Lars Hartviksen Lars Hartviksen - 1 month ago 11
SQL Question

Does String concatenation in database query cause performance issues?

I have a table named T_PERSON with rows such as FIRSTNAME varchar, LASTNAME varchar, CUSTOMERTYPE int, SELLERID int (and more)

Additionally I have a large "SQL IN statement" list of persons like this

:( 'JOHNxSMITHx12345x1337', 'SARAxBANNERx7612x1337' ... )


That is : FIRSTNAME x LASTNAME x CUSTOMERTYPE x SELLERID

If I run this query:

SELECT * FROM T_PERSON WHERE
STR_REPLACE(FIRSTNAME + 'x' + LASTNAME + 'x' + STR(CUSTOMERID) + 'x' + STR(SELLERID)) in
( 'JOHNxSMITHx12345x1337', 'SARAxBANNERx7612x1337' )


This query works fine on a tiny database with a few hundred rows, I wonder if I would be able to run this on a huge database with hundreds of millions of rows in T_PERSON.

Will this query be very performance heavy? E.g. if N is the size of the T_PERSON table, will database software in general make N^4 strings and compare each combination to all values in the list?

Answer

We ended up going for a very different solution, running one Query per row to be updated.
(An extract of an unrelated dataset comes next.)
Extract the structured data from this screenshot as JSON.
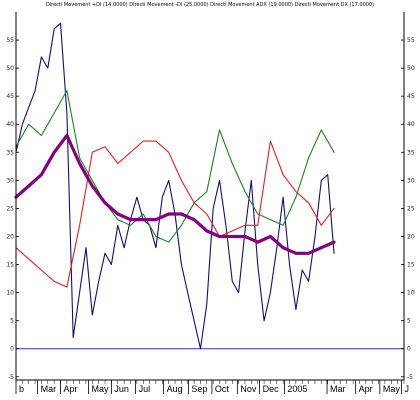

Now I feel stupid and the guy at DB who did the QA of my Query who asked the question should be ashamed.

The column names FIRSTNAME LASTNAME etc. are of course all implicitly a part of the one and same TABLE ROW. So they can be written as THESAMEROW.FIRSTNAME, THESAMEROW.LASTNAME etc. Looking at it this way, only one string will of course be constructed per row in the database.

My worry that N^4 strings would be created is therefore completely wrong, and my Query would scale perfectly linear on a larger database.